@all
Danke für Eure Kommentare, seien sie nun eher kritisch, mitfühlend, verständnisvoll. Ich kann jedem eigentlich zustimmen. Vielleicht aber noch soviel vorab: ja, ich esse, ich habe eine
Essstörung und meine FA's sind in letzter Zeit nicht gerade selten - täglich um es genau zu sagen. Von daher ist mir auch das Verhalten des Bloch im Film sehr nahe gegangen. Aber ich habe das Problem mit dem Übergewicht nicht (oder noch nicht?) und deshalb kommt dieser erschwerende Punkt der Diskreminierung durch andere nicht dazu, was vielleicht manchen von Euch zusätzlichen Druck und Leid verursacht.

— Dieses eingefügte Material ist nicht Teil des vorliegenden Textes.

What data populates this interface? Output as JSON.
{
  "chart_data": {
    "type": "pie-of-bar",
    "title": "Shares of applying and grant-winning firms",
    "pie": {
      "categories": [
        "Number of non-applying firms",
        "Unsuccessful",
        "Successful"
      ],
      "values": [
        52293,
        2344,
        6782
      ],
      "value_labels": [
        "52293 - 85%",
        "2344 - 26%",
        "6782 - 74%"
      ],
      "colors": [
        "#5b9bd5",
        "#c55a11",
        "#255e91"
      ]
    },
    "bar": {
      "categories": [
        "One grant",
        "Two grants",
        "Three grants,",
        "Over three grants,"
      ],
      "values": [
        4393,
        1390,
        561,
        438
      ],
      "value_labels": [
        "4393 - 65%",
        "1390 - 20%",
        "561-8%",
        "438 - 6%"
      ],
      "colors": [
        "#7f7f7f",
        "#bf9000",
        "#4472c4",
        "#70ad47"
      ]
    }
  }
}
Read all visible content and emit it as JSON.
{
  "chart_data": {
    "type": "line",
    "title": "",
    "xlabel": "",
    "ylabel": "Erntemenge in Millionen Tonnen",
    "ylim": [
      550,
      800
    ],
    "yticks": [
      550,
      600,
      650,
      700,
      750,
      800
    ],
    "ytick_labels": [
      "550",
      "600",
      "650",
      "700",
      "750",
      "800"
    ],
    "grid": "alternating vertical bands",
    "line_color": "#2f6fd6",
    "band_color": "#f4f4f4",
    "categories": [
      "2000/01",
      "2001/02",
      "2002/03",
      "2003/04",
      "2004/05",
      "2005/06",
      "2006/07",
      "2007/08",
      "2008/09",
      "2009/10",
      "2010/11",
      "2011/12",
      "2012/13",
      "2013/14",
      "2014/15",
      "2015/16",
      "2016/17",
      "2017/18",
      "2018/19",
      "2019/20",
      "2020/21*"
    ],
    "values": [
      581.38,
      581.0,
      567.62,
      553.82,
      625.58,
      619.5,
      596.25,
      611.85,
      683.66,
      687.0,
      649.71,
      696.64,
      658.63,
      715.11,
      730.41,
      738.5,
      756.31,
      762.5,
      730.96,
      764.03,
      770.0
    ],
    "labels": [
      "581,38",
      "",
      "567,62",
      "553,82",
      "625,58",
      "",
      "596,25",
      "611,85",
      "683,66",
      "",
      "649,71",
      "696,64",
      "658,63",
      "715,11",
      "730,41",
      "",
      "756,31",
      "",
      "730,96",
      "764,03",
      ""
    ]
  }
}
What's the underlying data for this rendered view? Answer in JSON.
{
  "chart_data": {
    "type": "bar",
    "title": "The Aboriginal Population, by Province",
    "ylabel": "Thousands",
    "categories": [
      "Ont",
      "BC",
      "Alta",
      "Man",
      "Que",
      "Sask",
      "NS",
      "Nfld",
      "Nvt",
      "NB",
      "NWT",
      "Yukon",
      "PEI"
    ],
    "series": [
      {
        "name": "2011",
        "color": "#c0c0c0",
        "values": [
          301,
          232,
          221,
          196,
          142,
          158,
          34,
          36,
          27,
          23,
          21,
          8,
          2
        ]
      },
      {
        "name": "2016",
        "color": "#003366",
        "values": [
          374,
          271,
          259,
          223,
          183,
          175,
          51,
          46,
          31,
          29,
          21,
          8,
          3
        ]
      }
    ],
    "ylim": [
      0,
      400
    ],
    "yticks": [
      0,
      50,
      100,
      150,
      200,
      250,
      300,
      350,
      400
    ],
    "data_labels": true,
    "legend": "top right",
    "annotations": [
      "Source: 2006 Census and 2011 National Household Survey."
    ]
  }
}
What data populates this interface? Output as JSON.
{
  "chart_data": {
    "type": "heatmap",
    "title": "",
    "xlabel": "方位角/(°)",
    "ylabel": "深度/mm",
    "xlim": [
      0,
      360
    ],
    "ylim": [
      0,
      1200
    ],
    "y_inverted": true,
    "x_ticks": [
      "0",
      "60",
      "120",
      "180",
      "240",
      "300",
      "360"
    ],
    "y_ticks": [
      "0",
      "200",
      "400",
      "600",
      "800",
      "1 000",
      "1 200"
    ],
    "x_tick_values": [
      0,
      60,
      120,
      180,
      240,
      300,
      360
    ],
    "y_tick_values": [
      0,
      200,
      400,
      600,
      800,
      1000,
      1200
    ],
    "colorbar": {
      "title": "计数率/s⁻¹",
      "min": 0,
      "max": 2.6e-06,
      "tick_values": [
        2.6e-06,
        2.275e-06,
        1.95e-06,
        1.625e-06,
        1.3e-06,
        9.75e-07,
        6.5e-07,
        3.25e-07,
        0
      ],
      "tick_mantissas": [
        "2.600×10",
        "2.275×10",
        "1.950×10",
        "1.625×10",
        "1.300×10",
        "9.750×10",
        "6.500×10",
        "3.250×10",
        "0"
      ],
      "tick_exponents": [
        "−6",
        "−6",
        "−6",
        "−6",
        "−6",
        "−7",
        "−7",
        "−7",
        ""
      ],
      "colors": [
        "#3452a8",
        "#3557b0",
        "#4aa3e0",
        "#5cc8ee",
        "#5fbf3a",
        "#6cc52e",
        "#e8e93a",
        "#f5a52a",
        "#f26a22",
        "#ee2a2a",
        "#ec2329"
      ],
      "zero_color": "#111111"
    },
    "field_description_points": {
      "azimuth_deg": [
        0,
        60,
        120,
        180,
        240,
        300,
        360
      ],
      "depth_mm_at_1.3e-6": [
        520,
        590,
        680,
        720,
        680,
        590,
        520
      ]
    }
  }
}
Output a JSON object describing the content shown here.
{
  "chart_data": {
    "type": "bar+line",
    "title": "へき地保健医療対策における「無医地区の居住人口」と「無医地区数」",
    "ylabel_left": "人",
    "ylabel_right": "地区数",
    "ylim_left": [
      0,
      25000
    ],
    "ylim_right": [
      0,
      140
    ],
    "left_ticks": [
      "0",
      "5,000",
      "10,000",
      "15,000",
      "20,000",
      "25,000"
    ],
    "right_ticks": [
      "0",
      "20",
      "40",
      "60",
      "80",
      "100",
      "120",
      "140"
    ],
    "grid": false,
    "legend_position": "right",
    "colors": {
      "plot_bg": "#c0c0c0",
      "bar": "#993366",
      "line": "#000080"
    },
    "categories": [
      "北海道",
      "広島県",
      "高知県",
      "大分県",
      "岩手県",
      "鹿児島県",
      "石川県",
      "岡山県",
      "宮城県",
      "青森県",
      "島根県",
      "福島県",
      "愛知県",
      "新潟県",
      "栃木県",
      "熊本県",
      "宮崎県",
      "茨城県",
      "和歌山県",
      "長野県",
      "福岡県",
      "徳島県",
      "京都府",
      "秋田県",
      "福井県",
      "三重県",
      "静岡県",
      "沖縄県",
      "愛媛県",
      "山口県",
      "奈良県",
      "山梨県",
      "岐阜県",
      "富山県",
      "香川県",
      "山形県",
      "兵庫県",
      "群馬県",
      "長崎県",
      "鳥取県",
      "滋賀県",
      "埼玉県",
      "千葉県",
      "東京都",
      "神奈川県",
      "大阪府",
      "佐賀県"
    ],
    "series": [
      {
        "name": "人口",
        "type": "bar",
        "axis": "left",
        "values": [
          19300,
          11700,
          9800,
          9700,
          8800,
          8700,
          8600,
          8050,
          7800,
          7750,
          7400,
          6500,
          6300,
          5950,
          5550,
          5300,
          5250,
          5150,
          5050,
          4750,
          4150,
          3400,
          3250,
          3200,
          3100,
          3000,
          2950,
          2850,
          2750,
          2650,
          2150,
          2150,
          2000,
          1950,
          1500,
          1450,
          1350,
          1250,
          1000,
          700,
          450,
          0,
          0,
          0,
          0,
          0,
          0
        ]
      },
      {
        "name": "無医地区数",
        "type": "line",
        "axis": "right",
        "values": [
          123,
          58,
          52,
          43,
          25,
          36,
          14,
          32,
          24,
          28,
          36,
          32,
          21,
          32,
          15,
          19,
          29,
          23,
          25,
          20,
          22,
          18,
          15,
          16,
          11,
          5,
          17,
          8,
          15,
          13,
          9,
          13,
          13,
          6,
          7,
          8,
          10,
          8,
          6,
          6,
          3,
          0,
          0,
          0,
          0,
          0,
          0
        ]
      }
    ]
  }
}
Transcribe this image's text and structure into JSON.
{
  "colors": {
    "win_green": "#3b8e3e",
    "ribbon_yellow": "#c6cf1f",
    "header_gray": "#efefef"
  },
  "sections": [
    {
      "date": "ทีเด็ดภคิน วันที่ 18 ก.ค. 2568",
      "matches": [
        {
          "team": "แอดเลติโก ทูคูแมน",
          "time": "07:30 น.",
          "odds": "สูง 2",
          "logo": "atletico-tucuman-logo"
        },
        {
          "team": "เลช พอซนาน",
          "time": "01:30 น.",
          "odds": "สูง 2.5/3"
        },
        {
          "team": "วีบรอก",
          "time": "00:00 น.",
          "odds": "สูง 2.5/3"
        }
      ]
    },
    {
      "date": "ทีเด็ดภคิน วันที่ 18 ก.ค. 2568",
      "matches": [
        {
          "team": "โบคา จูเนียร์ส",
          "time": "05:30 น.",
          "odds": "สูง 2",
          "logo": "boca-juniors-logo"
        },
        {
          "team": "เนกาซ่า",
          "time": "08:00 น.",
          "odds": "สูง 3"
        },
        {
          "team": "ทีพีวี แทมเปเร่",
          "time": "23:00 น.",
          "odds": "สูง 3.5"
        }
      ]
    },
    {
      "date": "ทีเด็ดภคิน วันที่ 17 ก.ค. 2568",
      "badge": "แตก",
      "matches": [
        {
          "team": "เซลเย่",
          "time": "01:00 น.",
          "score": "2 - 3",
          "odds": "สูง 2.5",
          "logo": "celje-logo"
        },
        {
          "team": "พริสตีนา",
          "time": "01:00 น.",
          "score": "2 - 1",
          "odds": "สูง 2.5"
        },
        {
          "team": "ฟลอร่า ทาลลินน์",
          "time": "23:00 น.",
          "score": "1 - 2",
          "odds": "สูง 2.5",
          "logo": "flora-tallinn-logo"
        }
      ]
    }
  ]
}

Es stimmt, ich neige immer dazu, das Leid anderer viel wichtiger zu nehmen, als mich um mich selbst zu kümmern. Ein Familientherapeut vor über 25 Jahren hat dazu seinen Teil beigetragen, dass ich so denke. Als Gefühlskalt musste ich mich bezeichnen lassen von ihm, weil ich schon als 13-jährige versucht habe stärker zu sein als alle anderen in der Familie und angesichts des Zusammenbruchs meines Vaters und meiner Mutter, tränenüberströmt in der
Therapie, einfach nicht mitgeweint habe. Einer musste doch schließlich den Überblick behalten .... alle sollten der Reihe nach sagen, was sie meinen was sie dazu beigetrage haben, dass meine Schwester magersüchtig war. Wie bitte? Das war für meine Eltern höchst beschämend und unangenehm, jeder hat erst die Schuld nur bei sich gesucht und wo schon mal alle so entblößt waren, war auch jeder angreifbar für gegenseitige weitere Schuldvorwürfe. So hat man uns nach Hause geschickt und der Zerfall unserer Familie nahm seinen Lauf.
Und ich habe es von Kleinkindalter her gelernt Rücksicht zu nehmen, weil mein Vater schwer krank war und von uns allen deshalb besonders schonend zu behandeln war.
Andererseits muss ich sagen, dass ich tatsächlich auch vieles gut wegstecken kann (natürlich nicht alles, sonst wäre mein Essverhalten nicht so entgleist, ist klar). Ich bin aber schon immer vielen Dingen auf den Grund gegangen, habe schon immer viel in mich hineingeschaut und so manches Problem versucht an der Wurzel zu packen. Oft habe ich es auch geschafft und dieses, was sich so hartnäckig jetzt schon so viele Jahre wohl noch tiefer zu verbergen scheint, das krieg ich auch noch zu packen.
Jeder auf seine Weise und ich stelle bei mir fest, dass ich stärker werde, wenn ich mich "kümmern" kann, dass ich aber immer mehr leide, wenn ich mein eigenes Problem zu wichtig nehme. Dann folgt Gedanke auf Gedanke, so wie neulich, als ich weinend zu Hause saß und hier einen Beitrag geschrieben habe. Mit etwas mehr Abstand und etwas tiefgründigerem Schauen hätte es nicht sein müssen, dass ich mir den schönen Abend verderbe. Negative Gedanken ziehen weitere negative Gedanken nach sich, das wird eine Spirale. Das heißt nicht, dass ich sie verdrängen möchte. Aber bei allem was passiert will ich doch lieber so oft es geht einfach Beobachter sein. Mag auch eine Form von Verdrängung sein, ja, aber ich mag die Tage halt nicht, wo ich dasitze und mit meiner Situation einfach nur hadere. Davon wird's ja nicht besser und das Leben ist zu kurz und zu schön dafür.